Par ailleurs, la valeur numérique du mot וְאָהַבְתָּ (VéAhavta - Tu aimeras) [414] est égale à 2 fois la valeur numérique du mot אוֹר (Or – lumière) [207] faisant ainsi allusion aux 2 composantes de l’amour ("l’amour de D." et "l’amour du prochain") [à noter que la "Lumière אוֹר (Or)" a été créée le premier jour de la Création, jour relatif à l’Attribut de ‘Hessed (Bonté) qui s’apparente à l’Amour.]
Le mot אורֹ (Or – lumière) désigne également la Torah, comme il est dit : "Car la Mitsva est une lampe et la Torah une lumière" (Michlé 6,23). Aussi, "l’amour de D." et "l’amour du prochain" [désignés par le mot וְאָהַבְתָּ (VéAhavta – Tu aimeras)] correspondent-ils aux 2 Tables de l’Alliance (les deux "Lumières") : Les 5 Commandements de la première Table, relatifs au rapport "entre l’homme et D.", se réfère à "l’amour de D.", tandis que les 5 Commandements de la seconde Table, relatifs au rapport "entre l’homme et son prochain" se réfère à "l’amour du prochain" (voir Kli Yakar sur Kédochim 19,18).
Or à propos des "Tables" (לוחות - Lou’hot), il est écrit: "D. donna à Moché ... les 2 Tables (לֻחֹת) du Témoignage..." (Ki Tissa 31,18) et Rachi de remarquer : "Le mot Lou’hot est écrit sans Vav (לֻחֹת) [comme s’il était au singulier].
Cela signifie qu’elles étaient toutes les deux identiques (dans la mesure)."
Peut-on y voir aussi une allusion à peine voilée que les 2 dimensions d’amour : "l’amour de D." et "l’amour du prochain" finissent par se confondre.

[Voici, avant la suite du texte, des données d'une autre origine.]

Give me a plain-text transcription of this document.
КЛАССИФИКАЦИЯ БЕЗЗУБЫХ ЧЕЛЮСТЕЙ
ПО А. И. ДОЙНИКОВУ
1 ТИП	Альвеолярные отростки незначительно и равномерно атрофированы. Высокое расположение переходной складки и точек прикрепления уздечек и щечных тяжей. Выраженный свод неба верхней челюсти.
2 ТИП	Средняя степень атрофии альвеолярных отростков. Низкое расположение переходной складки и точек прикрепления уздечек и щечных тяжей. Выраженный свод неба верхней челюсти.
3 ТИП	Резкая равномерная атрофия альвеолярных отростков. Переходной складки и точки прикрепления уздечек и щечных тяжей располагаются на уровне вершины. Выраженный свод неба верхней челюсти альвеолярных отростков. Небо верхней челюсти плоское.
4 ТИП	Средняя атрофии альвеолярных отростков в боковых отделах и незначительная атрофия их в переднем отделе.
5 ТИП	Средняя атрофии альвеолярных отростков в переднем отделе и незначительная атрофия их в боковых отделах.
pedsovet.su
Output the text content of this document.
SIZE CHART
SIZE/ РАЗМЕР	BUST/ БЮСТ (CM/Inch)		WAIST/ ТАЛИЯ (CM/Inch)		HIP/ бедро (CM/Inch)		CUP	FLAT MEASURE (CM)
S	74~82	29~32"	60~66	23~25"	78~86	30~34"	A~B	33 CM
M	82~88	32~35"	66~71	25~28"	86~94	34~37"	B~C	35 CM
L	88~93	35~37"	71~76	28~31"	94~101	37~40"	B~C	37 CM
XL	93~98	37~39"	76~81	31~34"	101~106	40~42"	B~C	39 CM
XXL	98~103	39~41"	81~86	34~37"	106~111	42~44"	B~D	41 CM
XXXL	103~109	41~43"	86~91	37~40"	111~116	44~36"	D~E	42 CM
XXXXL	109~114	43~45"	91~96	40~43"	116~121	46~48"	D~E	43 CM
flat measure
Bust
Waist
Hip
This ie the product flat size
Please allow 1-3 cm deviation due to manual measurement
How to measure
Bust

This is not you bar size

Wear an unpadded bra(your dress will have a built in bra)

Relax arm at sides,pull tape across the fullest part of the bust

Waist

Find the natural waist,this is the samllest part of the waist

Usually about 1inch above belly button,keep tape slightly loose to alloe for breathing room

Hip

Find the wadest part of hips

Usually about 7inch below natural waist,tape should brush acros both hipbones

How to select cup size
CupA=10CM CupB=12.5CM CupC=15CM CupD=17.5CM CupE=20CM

-> On raconte (voir Hayom Yom du 28 Nissan) que des ‘Hassidim demandèrent à l’Admour Hazaken : "Quelle est la forme du Service divin la plus élevée, l’amour de D. ou l’amour d’Israël?"
Il répondit : "L’amour de D. et l’amour d’Israël sont tous deux incrustés dans les trois parties de l’âme (Néfech, Roua’h et Néchama) possédée par chaque juif. Le verset dit clairement: ‘Je vous ai aimé, dit Hachem’ (Mala'hi 1,2). Il en découle que l’amour d’Israël est plus élevé, car on aime ceux qu’aime Celui que l’on aime."

"Car Hachem ton D. se déplace au sein de ton camp pour te délivrer et livrer tes ennemis dans ta main, ton camp doit être saint afin qu'Il n'y voit pas de chose indécente et qu'Il se détourne de toi" (Ki Tétsé 23,15)

-> Les Livres Saints ne ménagent pas leurs mots pour appeler à la vigilance en ce qui concerne la sainteté du peuple d'Israël et de chaque juif en particulier, car c'est d'elle que dépend la Présence Divine parmi nous.

-> Le Sfat Emet fait remarquer que la forme grammaticale employée par le verset pour exprimer qu'Hachem "se déplace" au sein du camp d'Israël est le passif. C’est comme s'il était écrit, si l'on peut dire, qu'Hachem se fait déplacer et qu'Il se fait conduire par les Bné Israël selon leur niveau de sainteté. Il leur donne ainsi la possibilité de fixer à quel niveau, où et quand Hachem se déplace avec Son peuple selon la sainteté de sa conduite.